Understanding what is going on in the text is not generally the most difficult issue. I think for many of us, there are two (related) things that are far harder. First, taking our understanding of the text and making our understanding understood by, and interesting to, those listening. Second, applying our understanding of the the text to the lives of those listening. We might lump both those things together as taking our understanding of the text and making it preachable; that is, understandable, cogently structured, interesting and well applied. That is what I think is hard. The main thrust of much of the Bible is clear enough, but taking what we understand it to be saying and turning it into something preachable – something that will be understood by our people and well applied to their lives – is much harder.

I am minded to believe that the main thrust of most passages of the Bible is readily understandable. Granted, some portions are more complicated than others. But if you read a whole Psalm, or a few chapters of narrative, or a section of a NT letter, I’m not suggesting you won’t have questions about the details, but you probably will discern the overall thrust. If that is true, I am minded to believe that the Holy Spirit dwelling in the hearts of our church members probably makes that broadly true for them too.

Which begs another question? If we believe in the perspicuity of scripture, and we find the main thrust of a passage to be the easier part of sermon preparation, why do so many of us still persist with 25-minutes of Bible explanation and tag on 5-minutes of application at the end of the sermon? If we get the gist of a passage quickly enough, shouldn’t we spend more time applying the passage specifically to the lives of the people in front of us?

Let me put it this way. If you spend 25-minutes explaining the passage you have just read to people who have read it along with you, what have you given them that they couldn’t get from any entry-level commentary (some of which they probably have and you more than likely consulted in order to write your sermon)? What have you uniquely done for those who have come to listen to you preach? You may have explained the passage to them, though many of them would read the passage and alight on your explanation themselves. If they didn’t, as I say, they could read a few books and commentaries and come to it that way. Assuming that they won’t do that, you might possibly have squared off some of the details that they might not have considered. But is that the ultimate task of the pastor-teacher? What are we doing there that a commentary or seminary professor couldn’t do for them?

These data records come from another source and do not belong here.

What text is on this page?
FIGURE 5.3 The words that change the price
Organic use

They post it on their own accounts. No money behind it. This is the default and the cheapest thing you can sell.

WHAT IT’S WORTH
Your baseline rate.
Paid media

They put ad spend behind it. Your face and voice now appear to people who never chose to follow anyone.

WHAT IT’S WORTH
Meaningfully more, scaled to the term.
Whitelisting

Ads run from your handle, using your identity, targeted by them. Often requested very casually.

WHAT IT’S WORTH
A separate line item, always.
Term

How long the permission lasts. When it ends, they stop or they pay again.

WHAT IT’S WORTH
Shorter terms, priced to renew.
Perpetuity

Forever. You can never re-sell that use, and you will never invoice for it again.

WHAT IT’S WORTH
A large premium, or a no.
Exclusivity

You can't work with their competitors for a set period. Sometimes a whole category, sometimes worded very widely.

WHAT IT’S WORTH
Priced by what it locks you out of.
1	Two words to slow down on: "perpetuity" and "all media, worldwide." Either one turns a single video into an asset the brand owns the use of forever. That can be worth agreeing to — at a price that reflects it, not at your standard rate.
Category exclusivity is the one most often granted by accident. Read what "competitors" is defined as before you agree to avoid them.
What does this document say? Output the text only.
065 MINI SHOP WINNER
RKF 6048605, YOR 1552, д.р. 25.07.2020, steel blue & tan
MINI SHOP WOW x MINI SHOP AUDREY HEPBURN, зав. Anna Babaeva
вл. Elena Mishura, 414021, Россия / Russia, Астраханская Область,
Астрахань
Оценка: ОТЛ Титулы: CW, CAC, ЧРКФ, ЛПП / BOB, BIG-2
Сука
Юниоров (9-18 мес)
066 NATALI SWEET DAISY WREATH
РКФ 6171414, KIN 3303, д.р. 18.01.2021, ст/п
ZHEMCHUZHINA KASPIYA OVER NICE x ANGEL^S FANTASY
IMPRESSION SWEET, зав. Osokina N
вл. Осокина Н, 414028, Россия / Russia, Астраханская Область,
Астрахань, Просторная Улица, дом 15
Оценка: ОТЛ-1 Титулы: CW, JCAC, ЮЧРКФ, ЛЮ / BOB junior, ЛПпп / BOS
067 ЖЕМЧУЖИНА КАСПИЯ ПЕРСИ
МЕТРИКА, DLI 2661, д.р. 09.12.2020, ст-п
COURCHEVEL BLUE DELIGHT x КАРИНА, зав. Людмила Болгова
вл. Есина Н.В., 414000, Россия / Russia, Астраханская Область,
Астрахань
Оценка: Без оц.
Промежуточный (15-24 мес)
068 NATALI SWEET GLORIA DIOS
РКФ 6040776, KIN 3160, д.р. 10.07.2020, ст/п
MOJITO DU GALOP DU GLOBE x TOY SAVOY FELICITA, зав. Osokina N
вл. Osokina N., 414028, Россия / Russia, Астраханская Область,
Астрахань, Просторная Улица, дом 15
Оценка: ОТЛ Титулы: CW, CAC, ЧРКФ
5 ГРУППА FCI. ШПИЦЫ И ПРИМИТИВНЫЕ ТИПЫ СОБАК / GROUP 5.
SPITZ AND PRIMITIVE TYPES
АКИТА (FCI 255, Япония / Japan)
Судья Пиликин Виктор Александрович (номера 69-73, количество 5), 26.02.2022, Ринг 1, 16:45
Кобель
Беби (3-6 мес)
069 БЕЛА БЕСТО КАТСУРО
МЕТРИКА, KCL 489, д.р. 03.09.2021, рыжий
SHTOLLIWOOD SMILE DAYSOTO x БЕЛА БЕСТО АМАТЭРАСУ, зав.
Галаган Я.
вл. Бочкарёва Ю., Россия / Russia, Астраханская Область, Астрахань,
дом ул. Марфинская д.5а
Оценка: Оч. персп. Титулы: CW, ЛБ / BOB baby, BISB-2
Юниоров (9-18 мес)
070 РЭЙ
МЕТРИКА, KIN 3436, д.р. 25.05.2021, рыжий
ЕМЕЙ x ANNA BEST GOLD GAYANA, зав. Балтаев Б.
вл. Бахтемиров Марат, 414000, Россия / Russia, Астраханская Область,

Where more of us struggle is in knowing how to apply those truths – that are often clear enough – to our lives. Where we struggle is in challenging ourselves because we are creatures who like to avoid being challenged to change – we are self-justifiers by nature. Which surely means that the explanation of the passage – necessary as it is – ought not to dominate every moment of the sermon but should give way to meaningful, specific application to the lives of the people listening. Essentially, our task is not to merely ‘explain the Bible’ but to apply it to the lives of our listeners. We don’t just give people counsel, but counsel them through the Word. We don’t just explain to people what the Bible says, but through our teaching, we apply it to them and call them to change and grow up to maturity in Christ.

That, of course, isn’t to say we shouldn’t explain the passage. Application without any explanation of where it came from is just good advice, isn’t it? We ultimately need to show what the passage says, so that we can show what it means for us. But so often we just don’t move beyond explanation. We restate what has already been read out and we expect the Holy Spirit to apply it entirely apart from our doing that work. Exposition is really important, but it needs to be applied.

But, of course, doing that takes work. We have to think through the situations our people are facing. We have to think how the truths of the passage we have open affect the lives of the people listening. I am minded to think that the reason we so often get 25-minute explanations of what we have already read, with a tiny (and broad) gospel application tacked onto the end, is because that is really the easy bit. We can restate the text without too much work. Turning it into something that people will both understand and know what to do with as they head to work, the job centre, on a Monday morning is an altogether different issue.